Houston Data Jam

Visualizing metadata about hundreds of repositories using data sourced from Ecosyste.ms API

The dataset is metadata about open source code repositories.

Historically, you would have to read code repositories to find out what is in them. This obviously doesn't scale to hundreds or thousands of repositories in a single GitHub organization, let along many organizations. And as a result, there's certain classes of insights that come from analyzing GitHub organizations at scale that few people every do as it was too much of a pain to get the data.

While the GitHub API lets you grab metadata about repositories, it is typically very pinpoint information and only one little piece at a time. The recent advancement in this space is there are starting to be more APIs that provide pre-aggregated repository-level metadata in a single API call. Ecosyste.ms is one example that is used in this data jam. This lets you get a description of hundreds of repositories across an GitHub organization in seconds instead what previously took hours.

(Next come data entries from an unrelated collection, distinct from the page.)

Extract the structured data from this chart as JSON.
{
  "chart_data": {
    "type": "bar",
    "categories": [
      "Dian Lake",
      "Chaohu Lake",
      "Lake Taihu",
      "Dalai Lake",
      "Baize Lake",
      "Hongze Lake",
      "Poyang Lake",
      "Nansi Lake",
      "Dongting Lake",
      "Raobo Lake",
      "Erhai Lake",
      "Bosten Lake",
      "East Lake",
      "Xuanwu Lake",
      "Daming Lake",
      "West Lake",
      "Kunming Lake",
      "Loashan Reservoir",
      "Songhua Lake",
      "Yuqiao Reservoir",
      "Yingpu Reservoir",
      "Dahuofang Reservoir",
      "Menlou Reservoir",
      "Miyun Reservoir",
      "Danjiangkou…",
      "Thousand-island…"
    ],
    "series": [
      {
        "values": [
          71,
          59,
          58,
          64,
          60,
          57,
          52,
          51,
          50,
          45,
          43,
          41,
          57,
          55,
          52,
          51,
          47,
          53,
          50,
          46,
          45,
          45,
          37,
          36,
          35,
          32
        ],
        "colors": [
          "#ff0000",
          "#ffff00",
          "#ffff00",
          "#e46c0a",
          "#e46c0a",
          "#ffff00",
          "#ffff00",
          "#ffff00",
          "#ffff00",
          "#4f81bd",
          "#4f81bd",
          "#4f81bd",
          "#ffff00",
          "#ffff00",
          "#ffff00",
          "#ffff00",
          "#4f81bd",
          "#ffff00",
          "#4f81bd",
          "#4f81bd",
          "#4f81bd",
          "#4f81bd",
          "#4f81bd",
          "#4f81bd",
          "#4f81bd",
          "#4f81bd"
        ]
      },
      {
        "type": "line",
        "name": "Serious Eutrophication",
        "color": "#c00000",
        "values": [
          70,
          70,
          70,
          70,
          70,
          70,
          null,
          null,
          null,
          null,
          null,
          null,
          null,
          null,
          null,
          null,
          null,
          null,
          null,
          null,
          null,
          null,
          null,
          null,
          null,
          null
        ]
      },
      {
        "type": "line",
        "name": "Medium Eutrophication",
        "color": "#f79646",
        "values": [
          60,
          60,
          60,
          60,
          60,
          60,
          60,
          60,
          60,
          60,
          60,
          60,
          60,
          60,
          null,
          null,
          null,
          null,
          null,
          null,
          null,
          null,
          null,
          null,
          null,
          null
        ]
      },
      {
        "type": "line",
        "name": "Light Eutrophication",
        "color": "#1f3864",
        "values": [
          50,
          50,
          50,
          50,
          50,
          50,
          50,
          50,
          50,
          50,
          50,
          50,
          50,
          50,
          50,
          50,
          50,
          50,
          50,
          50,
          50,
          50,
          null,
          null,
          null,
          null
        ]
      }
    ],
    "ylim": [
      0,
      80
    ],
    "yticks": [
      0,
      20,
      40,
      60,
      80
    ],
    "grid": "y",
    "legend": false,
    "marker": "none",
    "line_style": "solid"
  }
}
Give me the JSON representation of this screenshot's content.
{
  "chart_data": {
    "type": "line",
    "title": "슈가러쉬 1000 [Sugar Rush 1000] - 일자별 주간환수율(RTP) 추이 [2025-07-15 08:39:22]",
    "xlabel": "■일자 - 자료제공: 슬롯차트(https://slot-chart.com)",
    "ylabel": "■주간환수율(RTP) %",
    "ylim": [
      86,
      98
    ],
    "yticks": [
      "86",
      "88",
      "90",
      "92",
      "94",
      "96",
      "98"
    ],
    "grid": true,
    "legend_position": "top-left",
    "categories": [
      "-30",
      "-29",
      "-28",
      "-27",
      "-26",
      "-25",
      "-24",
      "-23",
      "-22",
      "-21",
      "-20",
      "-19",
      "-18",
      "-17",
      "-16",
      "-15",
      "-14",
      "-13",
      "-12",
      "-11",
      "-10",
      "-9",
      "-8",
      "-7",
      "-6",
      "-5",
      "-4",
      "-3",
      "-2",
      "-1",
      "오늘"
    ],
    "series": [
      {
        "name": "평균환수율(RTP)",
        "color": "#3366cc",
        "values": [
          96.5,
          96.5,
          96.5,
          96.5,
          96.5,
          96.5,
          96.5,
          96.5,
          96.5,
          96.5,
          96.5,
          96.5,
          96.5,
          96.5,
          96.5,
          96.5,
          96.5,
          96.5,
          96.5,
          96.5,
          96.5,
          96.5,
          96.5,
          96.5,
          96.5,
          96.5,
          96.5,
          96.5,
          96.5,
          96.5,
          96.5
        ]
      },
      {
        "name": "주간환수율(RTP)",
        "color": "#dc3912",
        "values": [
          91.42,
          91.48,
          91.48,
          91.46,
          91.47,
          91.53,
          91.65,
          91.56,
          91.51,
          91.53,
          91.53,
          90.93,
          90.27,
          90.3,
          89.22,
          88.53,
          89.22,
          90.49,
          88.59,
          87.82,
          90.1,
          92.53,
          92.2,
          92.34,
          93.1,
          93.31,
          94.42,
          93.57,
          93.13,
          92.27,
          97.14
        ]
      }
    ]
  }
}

The dataset today is a flattened CSV of several different Organizations on GitHub.

Harvesting more data

The src folder holds the python code used to call the ecosyste.ms API. You can use that to collect more data or adapt it in your preferred language. Ecosyste.ms also has a webpage where some information can be accessed via GUI.

Pre-harvested data

The data directory holds the pre-gathered data for the data jam. The data is returned from the API calls in JSON format. We've also created a flattened and merged CSV in the combined_org_data subdirectory. The merged and flattened all_orgs_merged_20240120.csv file is probably the easiest place to start if you want to focus on data visualization today.